Minimize the expected value of the product of 2 normally distributed variables

Question

So, there are 2 variables, $X$ and $Y$, both are normally distributed. We are given that $E(X)=E(Y)=0$ and $Var(X)=2$, while $Var(Y)=8$. Additionally, $Corr(X,Y)=-\frac{1}{2}$. The question is to find the smallest value of $E(X^5Y^3)$. My first instinct was to somehow use the definition of covariance: $$Cov(X^5,Y^3)=E(X^5Y^3)-E(X^5)E(Y^3)$$ $$E(X^5Y^3)=Cov(X^5,Y^3)+E(X^5)E(Y^3)$$ I knew that I could find the $E(Y^3)$ using the moment generating function. Since we are given that $Y\sim N(0,8)$, the moment generating function is $$M_Y(t)=e^{4t^2}$$ So, $$E(Y^3)=\frac{d^3}{dt^3}M_Y(0)=0\implies E(X^5Y^3)=Cov(X^5,Y^3)$$ The same goes for $E(X^5)=\frac{d^5}{dt^5}M_X(0)=0$. Another idea is to now play with the definition: $$Cov(X,X^4Y^3)=E(X^5Y^3)-E(X)E(X^4Y^3)=E(X^5Y^3)$$ So that $$Cov(X,X^4Y^3)=Cov(X^5,Y^3)$$ Because we are given the correlation for a reason, I got $Corr(X,Y)=\frac{Cov(X,Y)}{\sqrt{Var(X)Var(Y)}}=-\frac{1}{2}=\frac{Cov(X,Y)}{4} \implies Cov(X,Y)=-2$. However, I do not see the connection with my previous result.
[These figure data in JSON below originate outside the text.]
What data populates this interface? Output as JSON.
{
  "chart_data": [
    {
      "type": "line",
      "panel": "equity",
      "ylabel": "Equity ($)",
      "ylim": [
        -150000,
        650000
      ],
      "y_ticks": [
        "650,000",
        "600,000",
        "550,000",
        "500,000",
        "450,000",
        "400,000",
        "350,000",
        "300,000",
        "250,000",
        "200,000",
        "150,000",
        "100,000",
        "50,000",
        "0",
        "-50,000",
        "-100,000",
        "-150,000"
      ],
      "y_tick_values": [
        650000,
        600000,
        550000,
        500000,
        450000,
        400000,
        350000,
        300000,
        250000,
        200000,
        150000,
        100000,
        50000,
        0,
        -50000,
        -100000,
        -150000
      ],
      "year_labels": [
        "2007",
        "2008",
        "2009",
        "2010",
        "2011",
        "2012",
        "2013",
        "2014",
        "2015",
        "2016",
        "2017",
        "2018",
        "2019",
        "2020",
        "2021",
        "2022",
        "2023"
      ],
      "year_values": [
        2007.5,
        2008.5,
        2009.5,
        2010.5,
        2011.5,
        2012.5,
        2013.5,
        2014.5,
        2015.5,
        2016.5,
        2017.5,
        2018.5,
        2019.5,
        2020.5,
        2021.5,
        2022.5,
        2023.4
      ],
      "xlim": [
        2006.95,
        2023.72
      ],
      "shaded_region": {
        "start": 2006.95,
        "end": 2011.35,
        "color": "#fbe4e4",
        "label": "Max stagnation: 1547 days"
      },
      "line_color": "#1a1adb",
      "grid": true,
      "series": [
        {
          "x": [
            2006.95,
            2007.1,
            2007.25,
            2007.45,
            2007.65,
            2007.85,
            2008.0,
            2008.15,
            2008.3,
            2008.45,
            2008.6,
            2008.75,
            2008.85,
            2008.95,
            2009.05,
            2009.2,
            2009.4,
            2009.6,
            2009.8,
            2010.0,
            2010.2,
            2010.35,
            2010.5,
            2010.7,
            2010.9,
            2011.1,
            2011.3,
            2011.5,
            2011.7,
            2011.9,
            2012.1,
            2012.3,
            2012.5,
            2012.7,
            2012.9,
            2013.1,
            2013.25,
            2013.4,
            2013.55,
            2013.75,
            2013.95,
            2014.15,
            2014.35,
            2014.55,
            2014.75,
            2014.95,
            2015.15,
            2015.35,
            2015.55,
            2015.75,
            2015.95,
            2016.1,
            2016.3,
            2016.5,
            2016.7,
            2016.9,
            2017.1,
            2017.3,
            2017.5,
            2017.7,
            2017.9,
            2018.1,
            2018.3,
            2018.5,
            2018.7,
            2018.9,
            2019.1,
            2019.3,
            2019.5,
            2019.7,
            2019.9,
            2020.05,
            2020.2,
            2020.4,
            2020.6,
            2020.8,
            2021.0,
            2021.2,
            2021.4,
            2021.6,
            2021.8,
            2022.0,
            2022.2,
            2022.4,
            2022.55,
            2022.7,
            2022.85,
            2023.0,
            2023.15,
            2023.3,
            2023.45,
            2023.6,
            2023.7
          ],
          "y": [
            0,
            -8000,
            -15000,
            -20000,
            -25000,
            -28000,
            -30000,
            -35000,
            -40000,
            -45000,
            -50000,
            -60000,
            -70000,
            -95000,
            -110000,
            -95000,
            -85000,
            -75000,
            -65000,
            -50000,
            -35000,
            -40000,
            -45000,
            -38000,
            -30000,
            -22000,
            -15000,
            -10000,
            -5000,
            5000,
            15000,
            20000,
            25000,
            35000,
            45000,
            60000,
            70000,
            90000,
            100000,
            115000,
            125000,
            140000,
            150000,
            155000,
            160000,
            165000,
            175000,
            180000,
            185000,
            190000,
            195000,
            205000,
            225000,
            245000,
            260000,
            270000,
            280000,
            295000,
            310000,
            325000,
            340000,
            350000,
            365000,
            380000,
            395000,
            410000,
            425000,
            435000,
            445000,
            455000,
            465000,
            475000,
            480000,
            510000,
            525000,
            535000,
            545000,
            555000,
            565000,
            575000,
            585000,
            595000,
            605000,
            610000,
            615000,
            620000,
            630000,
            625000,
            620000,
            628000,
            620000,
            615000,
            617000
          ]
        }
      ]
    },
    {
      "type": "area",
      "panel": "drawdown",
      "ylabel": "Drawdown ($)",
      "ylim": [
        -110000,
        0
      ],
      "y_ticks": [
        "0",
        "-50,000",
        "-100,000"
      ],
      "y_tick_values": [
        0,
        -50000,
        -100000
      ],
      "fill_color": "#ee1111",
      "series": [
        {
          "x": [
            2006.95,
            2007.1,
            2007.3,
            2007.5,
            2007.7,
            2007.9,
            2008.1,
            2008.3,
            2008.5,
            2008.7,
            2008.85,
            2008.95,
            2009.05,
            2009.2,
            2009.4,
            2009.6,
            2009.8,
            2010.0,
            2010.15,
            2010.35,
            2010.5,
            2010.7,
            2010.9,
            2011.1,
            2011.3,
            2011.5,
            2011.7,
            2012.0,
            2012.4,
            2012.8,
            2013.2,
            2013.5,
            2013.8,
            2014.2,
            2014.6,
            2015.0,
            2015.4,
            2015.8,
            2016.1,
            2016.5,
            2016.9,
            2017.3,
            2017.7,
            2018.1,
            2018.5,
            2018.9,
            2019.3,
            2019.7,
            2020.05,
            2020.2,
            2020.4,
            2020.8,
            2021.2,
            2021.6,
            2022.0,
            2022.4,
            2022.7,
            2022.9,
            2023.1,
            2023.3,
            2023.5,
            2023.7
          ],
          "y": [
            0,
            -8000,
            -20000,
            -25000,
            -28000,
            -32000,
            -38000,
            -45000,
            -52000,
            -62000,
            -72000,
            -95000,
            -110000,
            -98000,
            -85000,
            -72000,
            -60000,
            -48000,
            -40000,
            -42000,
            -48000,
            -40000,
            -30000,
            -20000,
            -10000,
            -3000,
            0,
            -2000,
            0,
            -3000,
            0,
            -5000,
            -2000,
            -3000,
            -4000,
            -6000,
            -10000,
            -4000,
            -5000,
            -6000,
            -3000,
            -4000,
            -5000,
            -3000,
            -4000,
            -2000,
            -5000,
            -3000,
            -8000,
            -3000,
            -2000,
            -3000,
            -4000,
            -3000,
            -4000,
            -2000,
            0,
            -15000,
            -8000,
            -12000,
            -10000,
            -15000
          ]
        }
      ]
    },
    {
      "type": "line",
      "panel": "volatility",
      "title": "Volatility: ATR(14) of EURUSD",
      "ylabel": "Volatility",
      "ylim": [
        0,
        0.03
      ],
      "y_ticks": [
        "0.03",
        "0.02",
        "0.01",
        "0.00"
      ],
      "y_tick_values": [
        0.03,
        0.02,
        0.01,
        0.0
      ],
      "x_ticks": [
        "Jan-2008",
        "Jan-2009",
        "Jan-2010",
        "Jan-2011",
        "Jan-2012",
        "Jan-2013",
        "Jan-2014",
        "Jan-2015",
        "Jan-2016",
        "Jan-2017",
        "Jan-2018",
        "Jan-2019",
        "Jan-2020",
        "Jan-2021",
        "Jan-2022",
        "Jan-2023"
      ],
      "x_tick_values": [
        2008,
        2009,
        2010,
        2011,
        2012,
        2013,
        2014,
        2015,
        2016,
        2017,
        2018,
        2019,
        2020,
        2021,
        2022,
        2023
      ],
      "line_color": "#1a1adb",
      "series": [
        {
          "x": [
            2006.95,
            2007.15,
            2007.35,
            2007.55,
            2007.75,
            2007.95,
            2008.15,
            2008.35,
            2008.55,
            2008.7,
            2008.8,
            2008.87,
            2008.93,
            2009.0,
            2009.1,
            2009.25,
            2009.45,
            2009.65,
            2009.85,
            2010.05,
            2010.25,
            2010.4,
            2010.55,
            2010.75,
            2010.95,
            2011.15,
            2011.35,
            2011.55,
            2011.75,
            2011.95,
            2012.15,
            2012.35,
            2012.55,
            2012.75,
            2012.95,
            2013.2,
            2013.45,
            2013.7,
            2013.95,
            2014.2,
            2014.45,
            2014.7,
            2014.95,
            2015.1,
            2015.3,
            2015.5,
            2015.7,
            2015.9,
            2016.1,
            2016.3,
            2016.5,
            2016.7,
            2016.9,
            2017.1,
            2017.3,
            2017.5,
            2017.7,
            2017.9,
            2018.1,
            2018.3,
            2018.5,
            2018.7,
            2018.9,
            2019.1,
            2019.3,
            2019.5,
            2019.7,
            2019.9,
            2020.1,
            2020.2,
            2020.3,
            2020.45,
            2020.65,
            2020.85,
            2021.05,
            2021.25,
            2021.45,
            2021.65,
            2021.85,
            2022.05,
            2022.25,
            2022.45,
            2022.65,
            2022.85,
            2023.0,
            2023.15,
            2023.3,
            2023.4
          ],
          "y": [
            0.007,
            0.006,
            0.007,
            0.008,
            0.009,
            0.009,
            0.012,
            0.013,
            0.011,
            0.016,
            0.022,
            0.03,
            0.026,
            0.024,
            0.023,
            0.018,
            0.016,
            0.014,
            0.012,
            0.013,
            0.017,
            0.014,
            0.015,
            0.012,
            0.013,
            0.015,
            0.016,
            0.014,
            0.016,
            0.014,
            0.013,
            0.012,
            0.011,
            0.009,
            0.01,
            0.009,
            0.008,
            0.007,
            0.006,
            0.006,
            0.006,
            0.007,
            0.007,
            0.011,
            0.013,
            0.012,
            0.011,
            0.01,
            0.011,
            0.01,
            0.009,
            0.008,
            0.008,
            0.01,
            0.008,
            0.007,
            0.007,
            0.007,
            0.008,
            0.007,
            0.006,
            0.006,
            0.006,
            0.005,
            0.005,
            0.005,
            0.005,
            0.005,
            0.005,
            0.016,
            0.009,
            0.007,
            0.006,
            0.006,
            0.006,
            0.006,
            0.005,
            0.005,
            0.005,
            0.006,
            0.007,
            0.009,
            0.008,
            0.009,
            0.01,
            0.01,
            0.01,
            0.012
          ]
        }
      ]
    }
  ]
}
Perhaps I need to use some different method and not covariance. Can anyone point me in the right direction? $\pmb{Edit:}$ I have used a suspicious formula from the paper by Kan, URL: https://www-2.rotman.utoronto.ca/~kan/papers/moment.pdf on page 5 and got the following result for my particular case: $$E(X^5Y^3)=\frac{45}{128}\sum_{j=0}^{1}{\frac{-1}{(2-j)!(1-j)!(2j+1)!}}=\frac{45}{128}\left(-\frac{1}{2}-\frac{1}{6}\right)=-\frac{15}{64}=-0.234375$$ But this result requires verification. Can anyone tell me if the formula is legit and if yes, then did I use it correctly?$\pmb{Edit\space №2:}$ The question about the formula is resolved. I have also found that $E(X^5Y^3)=5760\sqrt{7}Corr(X^5,Y^3)$ from the definition of correlation coefficient, so the question is: is it possible to minimize the correlation coefficient now?

Answer 1

The formula is correct, but your application of the formula is not. The correct expectation using this formula is $$\begin{align} \operatorname{E}[X^5 Y^3] &= \sigma_1^5 \sigma_2^3 \frac{5! 3!}{2^{(5+3)/2}} \sum_{j=0}^{\lfloor \min(5,3)/2 \rfloor} \frac{(2\rho)^{2j+1}}{(\frac{5-1}{2} - j)! (\frac{3-1}{2} - j)! (2j+1)!} \\ &= (\sqrt{2})^5 (\sqrt{8})^3 (45) \sum_{j=0}^1 \frac{(-1)^{2j+1}}{(2-j)!(1-j)!(2j+1)!} \\ &= 5760 \left( \frac{-1}{2! 1! 1!} + \frac{-1}{1! 0! 3!}\right) \\ &= -5760 \left( \frac{1}{2} + \frac{1}{6} \right) \\ &= -3840. \end{align}$$

That said, there is no guarantee that $(X,Y)$ is bivariate normal. As such, the formula is not applicable because you are interested in the minimum value of this expectation under all distributions that satisfy the given criteria, and it is not assured that the minimum is attained for the case when $(X,Y)$ is in fact bivariate normal.

We can use Cauchy-Schwarz in the form $$|\operatorname{E}[X_1 X_2]|^2 \le \operatorname{E}[X_1^2]\operatorname{E}[X_2^2]$$ to show that $\operatorname{E}[X^5 Y^3] \ge - 5760\sqrt{7}$, but this lower bound is not necessarily attainable.